Tax Sale Foreclosure – How Make Sure You Lose Your Home and Receive Nothing.

1.  Don’t Immediately Hire an Attorney Who is a Foreclosure Tax Sale Expert.

2.  Spend Lots of Time Reading about Foreclosure on the Internet.

3.  Get Advice From Realtors, Listen to Promises From Speculators and Contractors Who Want to Buy Your Home, and Most of All, Pay Careful Attention to Friends and Relatives Who Either Experienced a Mortgage Foreclosure or Know Someone Who Did.

4. If You Do Talk to a Lawyer Keep Asking How Much Time You Have Before You Have to Make a Decision and Ask the Lawyer About What You Have Read and Heard About Foreclosure.
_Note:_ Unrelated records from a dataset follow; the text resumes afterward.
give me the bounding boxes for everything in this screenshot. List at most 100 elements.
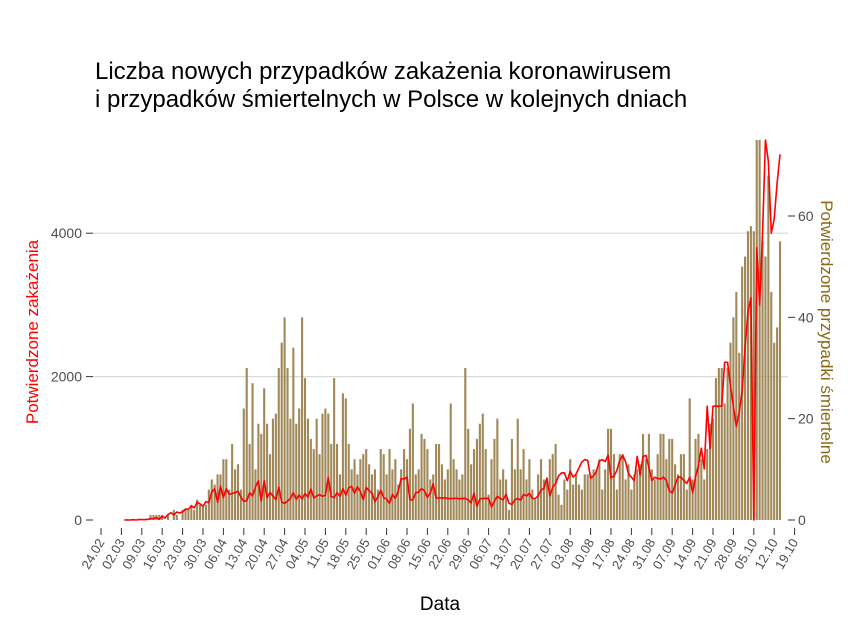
deaths-bar bbox=[248, 444, 251, 520]
deaths-bar bbox=[166, 514, 170, 520]
deaths-bar bbox=[446, 469, 449, 520]
deaths-bar bbox=[586, 474, 589, 520]
deaths-bar bbox=[557, 494, 560, 520]
deaths-bar bbox=[688, 398, 691, 520]
x-axis-label: Data bbox=[419, 594, 461, 615]
deaths-bar bbox=[519, 469, 522, 520]
x-axis: 24.0202.0309.0316.0323.0330.0306.0413.04… bbox=[78, 528, 801, 572]
deaths-bar bbox=[149, 514, 152, 520]
y-axis-right-label: Potwierdzone przypadki śmiertelne bbox=[817, 200, 836, 464]
deaths-bar bbox=[572, 484, 575, 520]
deaths-bar bbox=[496, 418, 499, 520]
y-axis-left-label: Potwierdzone zakażenia bbox=[23, 239, 42, 425]
deaths-bar bbox=[365, 449, 368, 520]
deaths-bar bbox=[181, 509, 184, 520]
deaths-bar bbox=[583, 474, 586, 520]
deaths-bar bbox=[385, 474, 388, 520]
deaths-bar bbox=[347, 444, 350, 520]
deaths-bar bbox=[621, 454, 624, 520]
deaths-bar bbox=[726, 368, 729, 520]
deaths-bar bbox=[674, 464, 677, 520]
deaths-bar bbox=[359, 459, 362, 520]
deaths-bar bbox=[691, 479, 694, 520]
y-right-tick-label: 0 bbox=[798, 512, 806, 528]
deaths-bar bbox=[432, 474, 435, 520]
deaths-bar bbox=[755, 140, 758, 520]
deaths-bar bbox=[615, 489, 618, 520]
deaths-bar bbox=[242, 408, 245, 520]
deaths-bar bbox=[525, 479, 528, 520]
deaths-bar bbox=[507, 509, 511, 520]
deaths-bar bbox=[184, 509, 187, 520]
deaths-bar bbox=[196, 499, 199, 520]
deaths-bar bbox=[729, 342, 732, 520]
deaths-bar bbox=[475, 438, 478, 520]
deaths-bar bbox=[426, 449, 429, 520]
deaths-bar bbox=[368, 464, 371, 520]
deaths-bar bbox=[277, 368, 280, 520]
deaths-bar bbox=[379, 449, 382, 520]
deaths-bar bbox=[595, 469, 598, 520]
deaths-bar bbox=[464, 368, 467, 520]
deaths-bar bbox=[239, 489, 242, 520]
deaths-bar bbox=[665, 459, 668, 520]
deaths-bar bbox=[333, 378, 336, 520]
deaths-bar bbox=[487, 494, 490, 520]
deaths-bar bbox=[263, 388, 266, 520]
deaths-bar bbox=[776, 327, 779, 520]
deaths-bar bbox=[758, 140, 761, 520]
deaths-bar bbox=[327, 413, 330, 520]
deaths-bar bbox=[338, 474, 342, 520]
deaths-bar bbox=[773, 342, 776, 520]
deaths-bar bbox=[592, 469, 595, 520]
deaths-bar bbox=[207, 489, 210, 520]
deaths-bar bbox=[703, 479, 706, 520]
deaths-bar bbox=[292, 347, 295, 520]
deaths-bar bbox=[266, 423, 269, 520]
y-axis-right: 0 20 40 60 bbox=[788, 208, 814, 528]
deaths-bar bbox=[679, 454, 682, 520]
deaths-bar bbox=[650, 469, 653, 520]
deaths-bar bbox=[470, 464, 473, 520]
deaths-bar bbox=[481, 413, 484, 520]
deaths-bar bbox=[356, 474, 359, 520]
deaths-bar bbox=[630, 489, 633, 520]
deaths-bar bbox=[199, 504, 202, 520]
deaths-bar bbox=[545, 479, 548, 520]
deaths-bar bbox=[429, 479, 432, 520]
deaths-bar bbox=[598, 459, 601, 520]
deaths-bar bbox=[636, 469, 639, 520]
deaths-bar bbox=[569, 459, 572, 520]
deaths-bar bbox=[574, 474, 578, 520]
deaths-bar bbox=[405, 459, 409, 520]
deaths-bar bbox=[213, 484, 216, 520]
deaths-bar bbox=[394, 459, 397, 520]
chart-title-line-2: i przypadków śmiertelnych w Polsce w kol… bbox=[95, 86, 688, 113]
deaths-bar bbox=[251, 383, 254, 520]
infections-series-line bbox=[124, 139, 781, 521]
y-left-tick-label: 0 bbox=[74, 512, 82, 528]
deaths-bar bbox=[175, 514, 178, 520]
deaths-bar bbox=[749, 226, 752, 520]
deaths-bar bbox=[537, 474, 540, 520]
deaths-bar bbox=[513, 469, 516, 520]
deaths-bar bbox=[315, 418, 318, 520]
deaths-bar bbox=[566, 489, 569, 520]
deaths-bar bbox=[642, 433, 645, 520]
deaths-bar bbox=[484, 449, 487, 520]
deaths-bar bbox=[420, 433, 423, 520]
y-axis-left: 0 2000 4000 bbox=[51, 225, 93, 528]
deaths-bar bbox=[499, 479, 502, 520]
deaths-bar bbox=[580, 489, 583, 520]
deaths-bar bbox=[388, 449, 391, 520]
deaths-bar bbox=[752, 231, 755, 520]
deaths-bar bbox=[435, 444, 438, 520]
deaths-bar bbox=[309, 438, 312, 520]
deaths-bar bbox=[414, 474, 417, 520]
deaths-bar bbox=[458, 479, 461, 520]
deaths-bar bbox=[216, 474, 219, 520]
deaths-bar bbox=[656, 454, 659, 520]
deaths-bar bbox=[400, 469, 403, 520]
deaths-bar bbox=[301, 317, 304, 520]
We are frequently contacted by homeowners who have received a foreclosure complaint filed by the purchaser of a tax sale certificate. Often there is no mortgage on the property and the homeowner has considerable equity in the property. As described below by the New Jersey Supreme Court, no sheriff’s sale is conducted when a foreclosure is based on the a tax sale certificate purchased by the plaintiff. If the tax sale certificate is not redeemed, the tax sale certificate holder takes the property and the homeowner receives nothing

“Plaintiff Anthony Malinowski purchased a tax sale certificate for property located in Raritan Borough. After waiting more than the two-year period required by N.J.S.A. 54:5-86, plaintiff filed a complaint to foreclose on the tax certificate. The complaint named the property owner and the holder of a mortgage as persons having the statutory right to redeem the certificate. The last date for redemption was set for March 1, 2004. The failure to redeem the certificate would result in final judgment in favor of plaintiff, who would then take fee simple title to the property. Malinowski v. Jacobs, 189 N.J. 345, 348 (N.J. 2007)

The confusion of those who contact us is apparent. They tell us about someone they knew who was in a foreclosure proceeding for a year of more or ask us to confirm that they can get two adjournments of the sheriff sale. Even after they are told that there is no sheriff’s sale; that a foreclosure based upon a mortgage is very different than one based on a tax sale certificate and that they will, quite literally,  lose everything if they don’t act promptly, they once again ask ‘ how much time they have’.